Each fall, as we approach the end of the season for statewide score reporting, I find it helpful to reflect on trends in how students performed across the country and lessons learned from another year of testing. This year’s results may be an early indicator that historical progress in mathematics is at risk.
Roughly 27 million students took a statewide summative assessment last spring, spending about four hours—or less than one percent of their academic year—demonstrating their mastery of grade-level learning standards and their readiness to take on the challenges of this new school year.
Statewide assessments serve an important purpose beyond helping individual students and their families gauge how well they are meeting grade-level expectations. We use state assessments not to evaluate the students but to evaluate ourselves. Are we as educators meeting the sacred charge that we have been given to prepare students for the future—to build an equitable society and face the global challenges that lie before us? Certainly, one test score cannot possibly measure such an important commitment—but statewide assessments are the best measure we have to ensure every school is doing its utmost to serve our students, and our future.

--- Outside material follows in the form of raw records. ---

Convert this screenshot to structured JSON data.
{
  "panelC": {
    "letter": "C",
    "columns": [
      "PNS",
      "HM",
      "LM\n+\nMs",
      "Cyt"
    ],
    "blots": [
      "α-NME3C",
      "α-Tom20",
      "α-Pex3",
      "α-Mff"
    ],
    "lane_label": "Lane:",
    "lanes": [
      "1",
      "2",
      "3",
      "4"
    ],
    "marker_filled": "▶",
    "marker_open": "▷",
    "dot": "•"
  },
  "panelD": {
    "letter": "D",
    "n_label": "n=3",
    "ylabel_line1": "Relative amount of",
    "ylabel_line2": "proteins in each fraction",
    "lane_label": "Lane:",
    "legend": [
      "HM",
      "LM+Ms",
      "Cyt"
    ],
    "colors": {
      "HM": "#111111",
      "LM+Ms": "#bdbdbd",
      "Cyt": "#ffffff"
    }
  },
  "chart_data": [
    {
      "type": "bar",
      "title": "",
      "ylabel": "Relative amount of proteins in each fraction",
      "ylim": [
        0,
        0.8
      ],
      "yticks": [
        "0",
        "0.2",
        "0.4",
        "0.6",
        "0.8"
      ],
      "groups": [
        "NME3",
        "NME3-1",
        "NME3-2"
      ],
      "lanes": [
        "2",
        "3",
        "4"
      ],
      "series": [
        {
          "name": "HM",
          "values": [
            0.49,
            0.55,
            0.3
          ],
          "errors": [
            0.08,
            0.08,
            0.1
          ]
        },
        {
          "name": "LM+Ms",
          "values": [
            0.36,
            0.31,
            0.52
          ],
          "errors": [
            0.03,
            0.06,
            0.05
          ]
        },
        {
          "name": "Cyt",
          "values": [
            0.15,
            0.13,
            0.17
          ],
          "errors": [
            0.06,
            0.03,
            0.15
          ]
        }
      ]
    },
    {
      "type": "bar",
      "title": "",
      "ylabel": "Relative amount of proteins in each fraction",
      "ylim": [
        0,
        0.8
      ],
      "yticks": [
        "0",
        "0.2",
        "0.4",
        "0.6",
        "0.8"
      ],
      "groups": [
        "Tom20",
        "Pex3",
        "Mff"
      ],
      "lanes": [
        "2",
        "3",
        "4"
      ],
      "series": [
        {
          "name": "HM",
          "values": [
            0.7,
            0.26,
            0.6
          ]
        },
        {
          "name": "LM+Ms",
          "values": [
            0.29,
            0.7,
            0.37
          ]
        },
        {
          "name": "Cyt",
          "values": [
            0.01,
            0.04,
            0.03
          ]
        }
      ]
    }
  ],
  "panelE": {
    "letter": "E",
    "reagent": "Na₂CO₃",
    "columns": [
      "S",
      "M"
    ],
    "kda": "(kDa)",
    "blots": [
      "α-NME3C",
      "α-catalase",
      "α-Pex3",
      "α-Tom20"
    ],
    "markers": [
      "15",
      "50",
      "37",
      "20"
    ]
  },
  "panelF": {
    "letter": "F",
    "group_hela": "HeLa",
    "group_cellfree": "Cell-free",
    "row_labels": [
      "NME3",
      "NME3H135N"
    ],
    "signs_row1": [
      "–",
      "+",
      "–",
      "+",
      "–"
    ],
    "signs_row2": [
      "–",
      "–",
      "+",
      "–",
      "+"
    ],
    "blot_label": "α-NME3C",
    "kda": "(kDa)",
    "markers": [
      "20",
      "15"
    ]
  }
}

So how did we do this year? Twenty-seven million students means 27 million stories. Some students found inspiration from a great teacher, had the opportunity to engage with rich curriculum and thrived—and their test scores reflected that. Teachers like Michael Dunlea, a third-grade teacher in Tabernacle, New Jersey, who helped write both the state standards and the district’s curriculum in math, make math accessible. Mr. Dunlea won a Presidential Award for Excellence in Mathematics and Science Teaching this month. “As an early elementary teacher, I try to foster a love for mathematics by making the learning interactive, relevant, and fun,” he said.

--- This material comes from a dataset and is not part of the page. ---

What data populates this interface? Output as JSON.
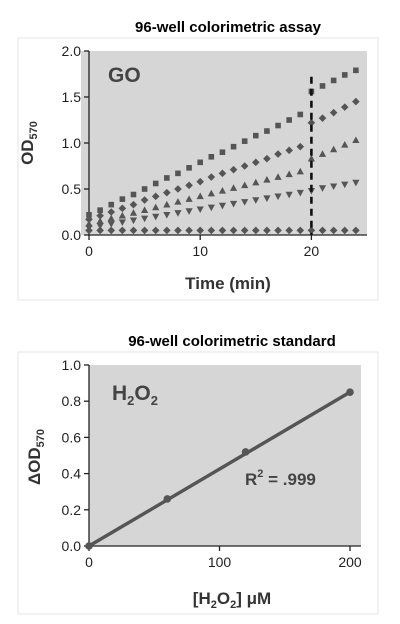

Other students did not have access to an inspiring teacher like Mr. Dunlea or access to advanced coursework because teacher shortages in their state made it impossible for principals to hire the effective teachers these students need and deserve. A thousand different variables impact the learning opportunities students had last year—and that’s just within the school setting.
Overall, however, students generally improved last year in their English language arts proficiency and held steady or declined in math. These trends appear to hold generally for states working both with New Meridian and with Smarter Balanced—the only states that still are able to compare how well they are preparing students to meet international benchmarks for college and career readiness beyond locally developed expectations.
The continued improvement in English language arts is encouraging: Students are learning to critically read meaningful, important texts, develop a point of view, and make compelling arguments based on evidence and facts—all critical skills we need students to develop as they prepare to address the challenges of the future.
We have to ask ourselves, however, why are more students not mastering the language of mathematics and statistics to model and solve real-world problems in ways we know will be critical for addressing the challenges of an increasingly quantitative world? From coding and artificial intelligence, to medicine, business, economics, climate science and public policy—all of these fields increasingly require a mastery of mathematics and mathematical thinking to engage, define, and solve complex problems quantitatively.
As Michael Kirst, the former State Board of Education president, reviewing this year’s Smarter Balanced results in California acknowledged, “We’re doing better in English language arts than I predicted and worse in math. The problem is serious.”
The lack of progress in mathematics suggests at a minimum that we have likely harvested the “low hanging fruit” on the pathway to preparing students for college and career readiness, and that we have to deepen student engagement in more meaningful and challenging tasks if we are going develop students’ critical thinking, reasoning, and problem-solving skills to meet the more rigorous expectations of college and career ready standards.
This is especially true in mathematics. Experts cite the fact that development in mathematics builds sequentially across the grades, and gaps in foundational understanding taught in elementary grades have a large impact on students’ readiness to grapple with more advanced concepts and skills in middle school and beyond. Declining proficiency rates from grade 3 to Algebra I reflect this snowballing effect as expectations rise and students fall behind.
The importance of high-quality classroom tasks was highlighted in a recent study published by TNTP, The Opportunity Myth. Researchers observed and analyzed nearly 1,000 lessons over two years and found the majority of classroom assignments are not aligned to grade-level expectations. “Students spent more than 500 hours per school year on assignments that weren’t appropriate for their grade and with instruction that didn’t ask enough of them—the equivalent of six months of wasted class time in each core subject,” the study said. Students in lower income neighborhoods were twice as likely as those from higher income neighborhoods to spend their days working diligently on low-level tasks that neither challenge or engage them to meet grade-level standards.
To help address this epidemic of mis-aligned, low-level curriculum, New Meridian is making available exemplar classroom tasks aligned to grade-level standards and assessments to help teachers and students calibrate their expectations of what is required to master grade-level standards. This is only one piece of the puzzle we face in deepening instruction to improve student learning outcomes, but an important one. Together with trained teachers who know how to structure meaningful and engaging learning opportunities, quality tasks are at the heart of the instructional core that has been shown to accelerate and deepen student learning.